Disisi lain selaku nara sumber, Dr.J.D.Passalbessy, menegaskan tentang kedudukan dari kelembagaan KPK tersebut yang posisinya dilemahkan dengan adanya Revisi UU KPK, dengan dimasukannya Dewan Pengawas secara otomatis akan mengganggu sistem kerja Lembaga KPK baik dalam proses Penyelidikan.

“Penyidikan dan Penuntutan, namun terhadap pasal tersebut dan beberapa pasal lainnya harus dilakukan pengujian melalui Mahkamah Konstitusi dan untuk melakukan uji materil harus menunggu sampai dengan UU tersebut Sah menjadi UU,”tutur Dr Pasalbessy.

Selain itu menurut Sri Rizky Keya (Sekretaris Umum DPMU Pattimura), mengatakan langkah baiknya untuk menyelesaikan polimik tersebut adalah dengan cara melakukan Judisial Reviuw terhadap pasal-pasal yang dianggap melemahkan Lembaga KPK.

Karena Judisial Reviuw adalah jalan Konstitusional dalam kepentingan menjawab adanya kegaduhan terhadap dugaan pelemahan KPK melalui revisi UU a-quo. Jika ada yang menganggap Revisi UU a-quo melemahkan KPK, maka silahkan dalilkan secara hukum dalam bentuk gugatan/permohonan kemudian diajukan ke Mahkamah Konstitusi RI untuk mengujinya.

“Bagi kami langkah ini adalah Langkah Konstitusional yang Putusannya bersifat Final dan Mengikat, ketimbang harus menuntut agar Presiden mengeluarkan Perpu.
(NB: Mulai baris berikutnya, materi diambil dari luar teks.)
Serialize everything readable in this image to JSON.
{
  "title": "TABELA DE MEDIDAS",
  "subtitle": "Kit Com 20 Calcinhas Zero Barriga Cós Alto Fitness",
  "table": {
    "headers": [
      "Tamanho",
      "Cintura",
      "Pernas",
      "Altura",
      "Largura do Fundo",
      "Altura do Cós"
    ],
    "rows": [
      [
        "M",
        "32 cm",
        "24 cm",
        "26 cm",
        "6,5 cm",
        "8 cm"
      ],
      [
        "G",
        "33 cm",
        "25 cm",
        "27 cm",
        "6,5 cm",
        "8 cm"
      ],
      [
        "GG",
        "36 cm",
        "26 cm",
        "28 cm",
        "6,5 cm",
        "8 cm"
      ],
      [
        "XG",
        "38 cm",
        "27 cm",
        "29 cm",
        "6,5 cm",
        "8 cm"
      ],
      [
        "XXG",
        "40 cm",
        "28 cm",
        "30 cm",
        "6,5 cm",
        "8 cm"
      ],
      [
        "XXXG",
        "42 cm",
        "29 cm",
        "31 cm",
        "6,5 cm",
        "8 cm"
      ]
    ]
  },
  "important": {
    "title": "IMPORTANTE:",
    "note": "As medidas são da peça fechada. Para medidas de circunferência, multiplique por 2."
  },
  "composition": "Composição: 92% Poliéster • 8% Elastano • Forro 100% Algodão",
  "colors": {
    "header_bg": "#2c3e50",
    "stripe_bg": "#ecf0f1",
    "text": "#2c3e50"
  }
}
Tuntutan mengeluarkan Perpu bagi kami adalah suatu tuntutan yang memiliki tujuan untuk menyandra Presiden secara Politis dan kemudian membenturkan lembaga negara,”ungkap Sri Rizky Keya.
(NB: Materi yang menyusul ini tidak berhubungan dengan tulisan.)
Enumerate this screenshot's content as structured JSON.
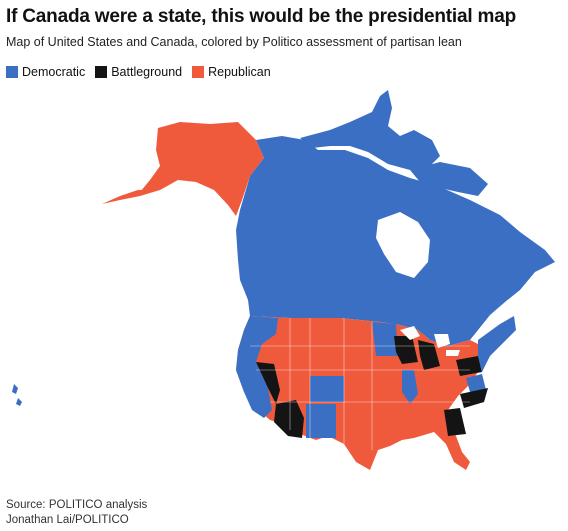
{
  "header": {
    "title": "If Canada were a state, this would be the presidential map",
    "subtitle": "Map of United States and Canada, colored by Politico assessment of partisan lean"
  },
  "legend": [
    {
      "label": "Democratic",
      "color": "#3b6fc4"
    },
    {
      "label": "Battleground",
      "color": "#141414"
    },
    {
      "label": "Republican",
      "color": "#f05a3c"
    }
  ],
  "colors": {
    "democratic": "#3b6fc4",
    "battleground": "#141414",
    "republican": "#f05a3c",
    "water": "#ffffff"
  },
  "footer": {
    "source": "Source: POLITICO analysis",
    "credit": "Jonathan Lai/POLITICO"
  }
}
Menurutnya, secara konstitusional Perpu dapat dikeluarkan dalam keadaan hal ihwal kegentingan, dengan 3 alasan mendasar yaitu

  1. adanya kekosongan hukum.
  2. Dalam keadaan yang memaksa.
  3. Proses legislasi dilakukan dalam jangka waktu yang panjang, terhadap hal ihwal kegentingan tersebut.

Menurut kami kondisi saat ini tidak memenuhi 3 alasan mendasar tersebut, oleh karenanya tidak sepatutnya meminta kepada Presiden untuk mengeluarkan Perpu terhadap Revisi UU KPK. Hal ini jika dilihat dari sisi yang lain, andaikan jika Presiden menetapkan Perpu maka Perpu tersebut harus diajukan lagi ke DPR RI untuk dibahas menjadi suatu Rancangan Undang-Undang.
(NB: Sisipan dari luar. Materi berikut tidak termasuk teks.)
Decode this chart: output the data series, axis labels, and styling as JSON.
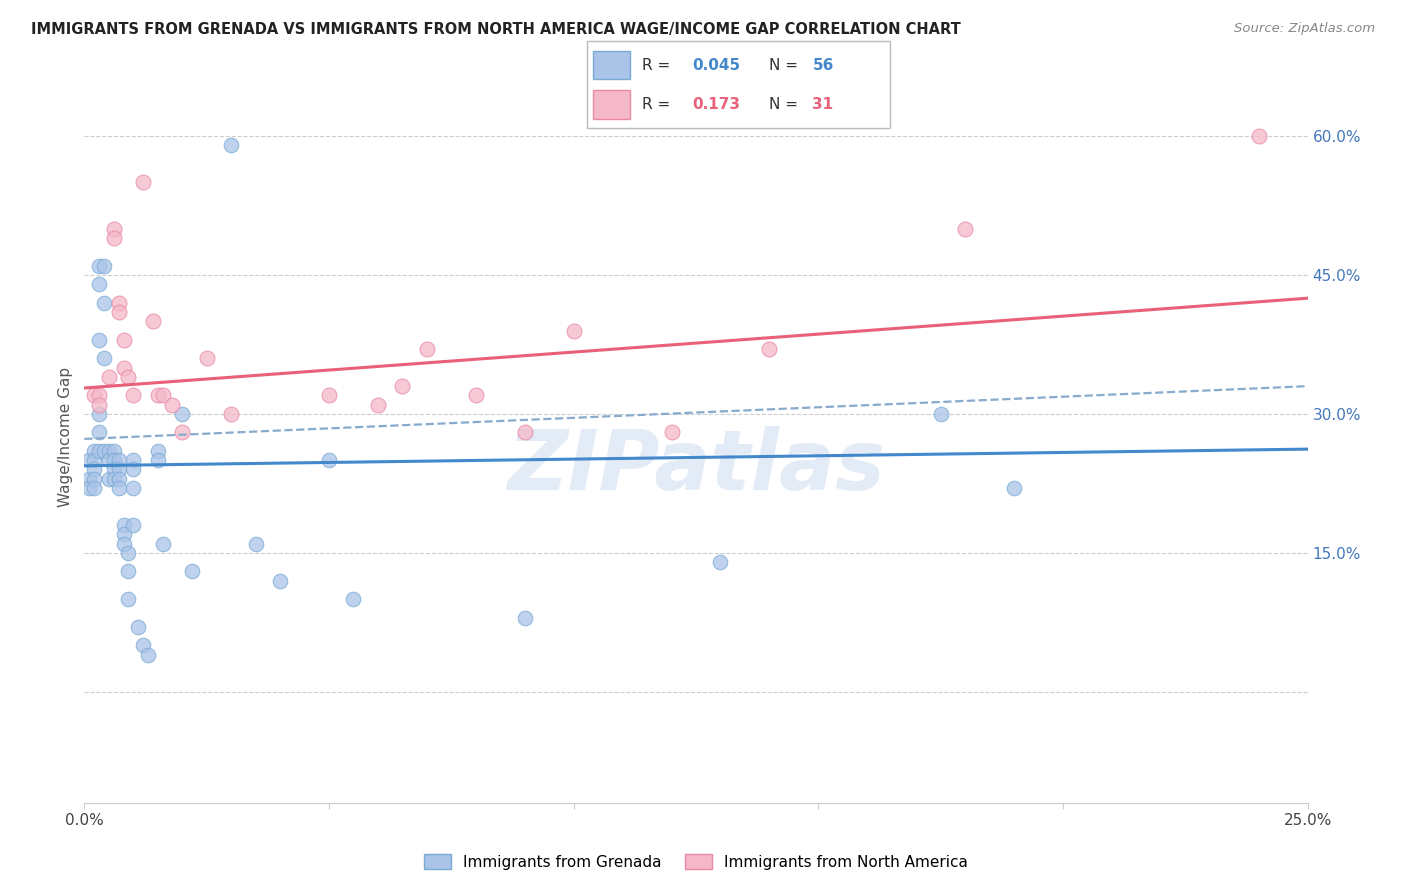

Pertanyaan kritisnya jika setelah Perpu diajukan dan dibahas oleh DPR RI, kemudian DPR RI menolak Perpu tersebut,“Apa yang menjadi langkah tuntutan selanjutnya?. Tidak mungkin melakukan Demontrasi lagi untuk meminta Presiden mengeluarkan Perpu yang kedua kalinya dengan satu subtansi yang sama.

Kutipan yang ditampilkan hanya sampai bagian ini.